Noah Millman of the American Conservative asks us to perform a thought experiment: Pretend it’s not the Catholic Church at the center of the current controversy over the rights of religious institutions to exercise moral judgments regarding their employees’ health care plans.

Instead, Millman suggests we pretend it’s the Church of Scientology.

 And pretend that the flash point of controversy isn’t coverage of contraception, which violates Catholic teachings, but coverage of mental-health services — psychology, psychiatry and mood-stabilizing drugs, all of which violate the teachings of Scientology.

If the Scientologists operated a network of schools and hospitals, would the pundit classes be rushing to the ramparts bellowing about religious liberty in defense of the right of these schools and hospitals to deny mental-health coverage even to employees who don’t belong to their faith?
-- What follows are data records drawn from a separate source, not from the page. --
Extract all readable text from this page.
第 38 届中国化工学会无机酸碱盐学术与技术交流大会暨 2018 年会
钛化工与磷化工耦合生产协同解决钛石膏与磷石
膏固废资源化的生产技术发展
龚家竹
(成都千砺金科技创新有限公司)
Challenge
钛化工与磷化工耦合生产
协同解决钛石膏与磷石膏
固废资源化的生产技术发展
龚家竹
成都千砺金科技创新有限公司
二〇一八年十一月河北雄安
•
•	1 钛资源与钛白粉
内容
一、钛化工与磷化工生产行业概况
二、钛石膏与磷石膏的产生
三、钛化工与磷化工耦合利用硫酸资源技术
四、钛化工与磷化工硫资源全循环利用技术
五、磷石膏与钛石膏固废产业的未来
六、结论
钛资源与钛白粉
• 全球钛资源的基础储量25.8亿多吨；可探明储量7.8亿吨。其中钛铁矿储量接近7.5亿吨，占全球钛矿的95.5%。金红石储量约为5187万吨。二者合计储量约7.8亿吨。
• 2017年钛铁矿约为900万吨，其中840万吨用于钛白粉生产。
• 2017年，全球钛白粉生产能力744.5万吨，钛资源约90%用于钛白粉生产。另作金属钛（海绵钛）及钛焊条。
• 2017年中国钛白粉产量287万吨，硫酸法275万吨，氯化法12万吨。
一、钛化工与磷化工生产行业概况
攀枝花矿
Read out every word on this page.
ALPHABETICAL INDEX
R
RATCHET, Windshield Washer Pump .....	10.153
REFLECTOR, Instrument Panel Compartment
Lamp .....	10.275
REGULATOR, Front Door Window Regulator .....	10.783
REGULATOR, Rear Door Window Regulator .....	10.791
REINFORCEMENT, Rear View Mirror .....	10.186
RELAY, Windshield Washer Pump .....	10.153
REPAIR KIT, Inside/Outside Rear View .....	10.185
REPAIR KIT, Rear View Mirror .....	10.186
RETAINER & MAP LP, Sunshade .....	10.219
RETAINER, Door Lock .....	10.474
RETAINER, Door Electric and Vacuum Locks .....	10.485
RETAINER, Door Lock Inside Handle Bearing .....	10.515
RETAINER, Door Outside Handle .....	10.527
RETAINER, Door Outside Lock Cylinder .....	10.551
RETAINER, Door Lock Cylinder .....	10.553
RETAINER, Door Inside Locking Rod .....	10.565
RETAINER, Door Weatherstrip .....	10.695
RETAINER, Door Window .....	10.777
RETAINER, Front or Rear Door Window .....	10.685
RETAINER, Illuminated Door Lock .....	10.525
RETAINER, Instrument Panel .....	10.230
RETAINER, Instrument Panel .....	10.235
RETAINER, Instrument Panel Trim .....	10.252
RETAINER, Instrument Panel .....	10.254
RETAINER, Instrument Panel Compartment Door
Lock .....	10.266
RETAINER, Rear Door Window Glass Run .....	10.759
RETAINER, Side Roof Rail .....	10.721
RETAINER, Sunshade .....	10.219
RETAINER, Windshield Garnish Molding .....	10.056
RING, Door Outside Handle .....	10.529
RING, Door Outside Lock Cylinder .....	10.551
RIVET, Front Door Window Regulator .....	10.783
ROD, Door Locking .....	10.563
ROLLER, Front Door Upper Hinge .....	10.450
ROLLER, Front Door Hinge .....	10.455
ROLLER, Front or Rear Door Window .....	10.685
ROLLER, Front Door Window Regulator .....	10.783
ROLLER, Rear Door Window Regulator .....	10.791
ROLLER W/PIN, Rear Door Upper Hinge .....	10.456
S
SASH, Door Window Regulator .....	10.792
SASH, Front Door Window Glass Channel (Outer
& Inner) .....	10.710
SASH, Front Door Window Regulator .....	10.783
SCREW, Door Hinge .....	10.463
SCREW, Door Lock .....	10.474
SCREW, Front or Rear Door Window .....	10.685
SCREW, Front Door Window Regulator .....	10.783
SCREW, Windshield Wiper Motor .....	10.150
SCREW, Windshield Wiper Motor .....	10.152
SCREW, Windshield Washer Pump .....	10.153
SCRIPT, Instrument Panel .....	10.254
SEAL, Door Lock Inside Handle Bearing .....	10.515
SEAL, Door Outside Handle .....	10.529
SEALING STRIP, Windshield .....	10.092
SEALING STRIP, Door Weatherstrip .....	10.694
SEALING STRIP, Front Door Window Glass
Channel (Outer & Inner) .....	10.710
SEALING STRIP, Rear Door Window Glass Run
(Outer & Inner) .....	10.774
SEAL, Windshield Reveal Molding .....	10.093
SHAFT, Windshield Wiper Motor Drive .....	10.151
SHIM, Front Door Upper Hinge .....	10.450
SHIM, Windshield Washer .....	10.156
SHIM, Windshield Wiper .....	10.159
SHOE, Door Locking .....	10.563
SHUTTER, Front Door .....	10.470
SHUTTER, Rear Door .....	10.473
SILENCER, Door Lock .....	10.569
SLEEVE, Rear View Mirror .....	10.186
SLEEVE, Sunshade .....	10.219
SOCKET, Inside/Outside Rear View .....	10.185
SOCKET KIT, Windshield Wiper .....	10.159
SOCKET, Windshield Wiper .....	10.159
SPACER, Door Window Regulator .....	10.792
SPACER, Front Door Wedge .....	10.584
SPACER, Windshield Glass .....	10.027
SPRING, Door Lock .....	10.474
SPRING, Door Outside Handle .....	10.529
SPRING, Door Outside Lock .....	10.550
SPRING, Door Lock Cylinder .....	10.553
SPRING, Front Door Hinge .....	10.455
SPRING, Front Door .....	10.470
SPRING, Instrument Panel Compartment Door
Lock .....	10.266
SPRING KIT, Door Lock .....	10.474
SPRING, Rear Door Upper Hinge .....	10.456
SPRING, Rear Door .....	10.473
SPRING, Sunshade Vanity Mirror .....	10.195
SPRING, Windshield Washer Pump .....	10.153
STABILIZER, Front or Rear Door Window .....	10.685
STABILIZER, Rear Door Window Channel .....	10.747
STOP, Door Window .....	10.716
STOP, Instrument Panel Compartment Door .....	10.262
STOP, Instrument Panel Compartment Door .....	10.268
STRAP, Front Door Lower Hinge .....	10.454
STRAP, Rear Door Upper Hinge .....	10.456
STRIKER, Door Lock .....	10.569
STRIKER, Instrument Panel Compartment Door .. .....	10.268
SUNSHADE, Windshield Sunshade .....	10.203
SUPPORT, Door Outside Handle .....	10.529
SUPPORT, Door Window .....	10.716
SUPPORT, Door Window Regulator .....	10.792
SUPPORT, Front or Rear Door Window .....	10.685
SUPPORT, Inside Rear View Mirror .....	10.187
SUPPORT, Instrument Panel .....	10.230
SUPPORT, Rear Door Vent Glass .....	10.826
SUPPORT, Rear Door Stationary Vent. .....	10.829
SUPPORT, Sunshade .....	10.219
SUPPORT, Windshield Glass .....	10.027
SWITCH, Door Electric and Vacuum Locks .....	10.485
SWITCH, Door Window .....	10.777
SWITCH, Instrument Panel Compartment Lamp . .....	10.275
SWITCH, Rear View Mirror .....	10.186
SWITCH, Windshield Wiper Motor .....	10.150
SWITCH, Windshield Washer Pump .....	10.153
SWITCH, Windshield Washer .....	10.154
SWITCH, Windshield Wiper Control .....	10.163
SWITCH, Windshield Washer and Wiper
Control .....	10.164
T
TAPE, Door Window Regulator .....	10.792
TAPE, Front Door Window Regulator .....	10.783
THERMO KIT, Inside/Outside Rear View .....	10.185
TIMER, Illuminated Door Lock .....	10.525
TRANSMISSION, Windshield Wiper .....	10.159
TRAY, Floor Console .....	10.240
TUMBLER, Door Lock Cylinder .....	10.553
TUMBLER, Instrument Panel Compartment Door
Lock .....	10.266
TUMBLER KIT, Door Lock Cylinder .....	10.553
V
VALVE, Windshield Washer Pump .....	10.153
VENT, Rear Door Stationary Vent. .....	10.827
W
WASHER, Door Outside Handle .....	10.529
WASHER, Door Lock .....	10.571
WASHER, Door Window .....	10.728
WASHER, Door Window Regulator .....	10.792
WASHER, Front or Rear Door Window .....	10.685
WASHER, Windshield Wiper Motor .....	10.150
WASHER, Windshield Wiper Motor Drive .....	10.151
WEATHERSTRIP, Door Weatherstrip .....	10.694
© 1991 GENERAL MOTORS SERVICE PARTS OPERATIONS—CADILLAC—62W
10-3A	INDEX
More likely, Millman suggests, the dispassionate public-policy question would be, “Should it be OK to systematically disadvantage employees of Church of Scientology schools because that church has a weird hang-up about mental-health services?”

I was wondering whether Mormon employers are allowed to exclude insurance coverage for treatment of alcoholism?   For example, would they deny a claim for emergency detox?  Would they exclude coverage of the drug, Antabuse?  If they have done so in the past, will they seek a "religious exemption" under the AHCA, similar to what the Catholics did?  After all “religious beliefs and moral convictions” are at stake here.

The highest courts in New York and California held that Catholic Charities must abide by the rule that mandates contraceptive coverage in employer policies in those states.  They ruled that there was no violation of the First Amendment right to free exercise of religion. That’s because the law doesn’t “substantially burden” anyone’s religious practice and is one of general applicability that was not targeted at infringing a particular religious practice.

To permit religious beliefs to “excuse compliance with otherwise valid laws regulating matters the state is free to regulate,” would, the California Supreme Court wrote in its 2004 decision, quoting from a U.S. Supreme Court case, “‘make the professed doctrines of religious belief superior to the law of the land, and in effect to permit every citizen to become a law unto himself.’”

“Every citizen to become a law unto himself” may be a Libertarian fantasy, but I do not see that as a recipe for a healthy society.